Princess Cerise was on her feet, staring around her at the burned, trampled, blood-dark earth. She said very quietly, “I killed them.”

Robert shook his head weakly, but did not speak. He thought he might never speak again.

“I killed them,” the Princess repeated. “If I had listened.” She turned to look at Robert, but he looked away, unable to bear the pain in her eyes. Prince Reginald put his arms awkwardly around her, but she stood stiffly, without responding. She said, “I cannot go home. How can I ever go home?”
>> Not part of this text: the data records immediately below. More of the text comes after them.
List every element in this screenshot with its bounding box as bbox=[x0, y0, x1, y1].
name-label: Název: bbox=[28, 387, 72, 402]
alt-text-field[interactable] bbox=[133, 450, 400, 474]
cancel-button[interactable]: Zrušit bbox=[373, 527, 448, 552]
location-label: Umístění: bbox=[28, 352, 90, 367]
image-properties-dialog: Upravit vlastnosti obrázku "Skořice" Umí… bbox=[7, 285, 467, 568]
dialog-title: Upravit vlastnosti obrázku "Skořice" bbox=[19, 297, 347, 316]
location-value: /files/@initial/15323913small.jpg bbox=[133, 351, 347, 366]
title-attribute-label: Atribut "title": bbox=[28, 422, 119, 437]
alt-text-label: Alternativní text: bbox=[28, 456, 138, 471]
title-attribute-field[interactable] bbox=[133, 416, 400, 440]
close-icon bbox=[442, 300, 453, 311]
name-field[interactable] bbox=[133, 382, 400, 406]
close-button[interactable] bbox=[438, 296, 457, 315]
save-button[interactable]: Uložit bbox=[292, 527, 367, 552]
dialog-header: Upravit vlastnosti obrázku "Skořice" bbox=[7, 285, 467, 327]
Robert did face her then, and found his voice at last. He pointed beyond her, to the handful of men-at-arms, musicians, a few servants, one doctor and three princes: some on their feet, some struggling to rise, others twitching and whimpering where they lay. He said, “Because they have to. We will bury the others in the morning, but these must come home.”

“I will dig graves,” Prince Reginald said. “I am good for that, at least.” He did not look comical half-bald, but sad and shamed.

The scarlet dragon and one of the black dragons were already dead; the third—red itself now, except for the wings—perched on their bodies for a triumphant moment, before toppling over on its side. Mortmain said, “Your father would have been proud today, my lord.”

Prince Reginald said, “Another word about my father, Mortmain. One word.” He said nothing more, but he had never spoken in that tone before, and Mortmain moved slightly away from him.

But the Princess Cerise sat down on the ground and put her beautiful face in her hands.